Some 180 residents live at the retirement community, in a mix of independent, assisted-living, and fully-assisted apartments. At about quarter to one, a group of five residents sit around a dining table, enjoying the sun filtering in through floor-to-ceiling windows.
This is where Ms. Price, the woman who had been having difficulty chopping fruits and vegetables, now lives. Her challenges had progressed to the point where she had to use a wheelchair to get around, and could no longer live on her own.
Ms. Price describes how, just a few years ago – after she had moved into Baycrest – she was hospitalized for extreme anemia. Once she returned to her Baycrest apartment, the kitchen staff took it upon themselves to prepare for her a long list of meals designed to address her iron deficiency.
“And look at your rosy cheeks now,” says Marlene Ruderman, 91, a friend and fellow resident.
“143. Up from 53,” says Ms. Price, reeling off her hemoglobin levels.
“Wow.” Ms. Ruderman is impressed.
Ms. Price lists off the dishes the staff made especially for her. “Liver, beef tongue –”
“How was it?” asks Ms. Ruderman.
“Um.” She pauses. “Yeah,” she says finally. “They did well with it.”

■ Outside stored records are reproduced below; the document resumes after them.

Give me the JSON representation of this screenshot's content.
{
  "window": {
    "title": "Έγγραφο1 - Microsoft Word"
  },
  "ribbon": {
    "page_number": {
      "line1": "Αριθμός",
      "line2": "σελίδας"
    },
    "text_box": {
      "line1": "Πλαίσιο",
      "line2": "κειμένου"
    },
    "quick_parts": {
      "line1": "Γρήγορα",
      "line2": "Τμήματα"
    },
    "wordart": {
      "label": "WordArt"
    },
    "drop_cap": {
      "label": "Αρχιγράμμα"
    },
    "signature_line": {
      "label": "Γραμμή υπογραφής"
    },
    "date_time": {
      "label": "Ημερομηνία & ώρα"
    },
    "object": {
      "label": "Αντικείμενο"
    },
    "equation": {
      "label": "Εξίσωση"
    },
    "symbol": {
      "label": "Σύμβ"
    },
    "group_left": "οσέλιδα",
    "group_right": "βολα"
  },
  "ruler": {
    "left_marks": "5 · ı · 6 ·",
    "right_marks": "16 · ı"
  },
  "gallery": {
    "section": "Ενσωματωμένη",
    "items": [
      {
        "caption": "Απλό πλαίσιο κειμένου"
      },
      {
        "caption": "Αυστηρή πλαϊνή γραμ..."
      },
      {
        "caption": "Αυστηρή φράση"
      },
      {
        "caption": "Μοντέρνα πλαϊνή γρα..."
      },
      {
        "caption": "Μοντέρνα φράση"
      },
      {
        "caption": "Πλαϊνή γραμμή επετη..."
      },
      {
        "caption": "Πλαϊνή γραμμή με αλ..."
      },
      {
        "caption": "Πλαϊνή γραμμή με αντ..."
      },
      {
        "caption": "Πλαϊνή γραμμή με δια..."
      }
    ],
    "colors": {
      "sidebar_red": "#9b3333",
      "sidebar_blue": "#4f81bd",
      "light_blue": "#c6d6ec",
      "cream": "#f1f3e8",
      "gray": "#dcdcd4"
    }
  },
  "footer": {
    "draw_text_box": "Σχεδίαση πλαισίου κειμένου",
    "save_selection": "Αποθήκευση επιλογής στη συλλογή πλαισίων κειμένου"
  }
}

The dining room at Baycrest was redone just a few years ago, painted dusty blue and sage, and decorated with white tablecloths and fresh carnations at every table. It looks like a restaurant you might find at a Marriott.
It’s not just the aesthetic. Prof. Keller’s research has shown that a social dining room – one where residents feel involved, and connected – are ones where they’re more likely to eat. Over the years, she’s created training for long-term care centres on how to better design these spaces.
As much as possible, the program encourages institutions to give residents choice. This includes choice over where they sit, who they sit with, what they eat, and whether or not they want assistance.
At Baycrest, the space functions, more or less, like a restaurant. The dining room is open from 11:30 to 1:30 for lunch, and 4:30 to 6:30 p.m. for supper. Residents sit wherever they want, and order off of a menu. The facility serves a predominantly Jewish population, so everything is kosher. On Fridays there’s Shabbat dinner, and the room is lit with candles.
And though the program at Baycrest was not designed specifically to adhere to Prof. Keller’s guidelines, it follows many of the same principles.
“What I wanted to be looking at was, ‘What is the experience they’re getting?’” said Melissa Turzanski, program director at Baycrest. “Is it an experience that offers connections, autonomy and choice?” The experience comes at a cost: About $5,700 per month on average for an independent living apartment. (The average income of adults over 65 in Ontario in 2020, meanwhile, was just over $3,800 per month.)
Today’s lunch at Baycrest is a choice between vegetable pad thai with crispy spring rolls, or salmon and spinach strudel topped with a creamy cheese sauce. Each option comes with pureed vegetable soup and a fresh salad. Dessert is strawberries with whipped cream.
When the food arrives, it’s served on proper blue and white ceramic plates. There’s real silverware, and salt and pepper on each table.
Ms. Price, who is gluten intolerant, orders off of the à la carte menu instead. She tucks into her plate of salmon, tuna and egg salad.
“There are trade-offs when you live in community,” she says.
“You’ll hear one person say the soup is too bland, and another person say the soup is too salty. Because it’s not like home,” she said. “But for a community, this is so good.”
Another resident at the table, Sophie Krausz, 81, murmurs in agreement. Ms. Krausz follows a pureed diet, and today has ordered a pair of soft boiled eggs, a dish of pickled herring and pureed cantaloupe for dessert.
She tries, then pushes away, her ice cream. “I have everything that I want,” she says.
The group seated around the table add up to almost 425 years of living. They represent a wide range of life experiences – travelling the world, acquiring PhDs, working as surgeons, entrepreneurs, and parents, grandparents, great-grandparents – and an equally wide range of views that they can spend many mealtimes disagreeing over. Except today, they all agree on this: At least the food here is good.
“Respect, I think, is the key thing,” said Ms. Price.
“No matter where someone is, they should be treated with dignity.”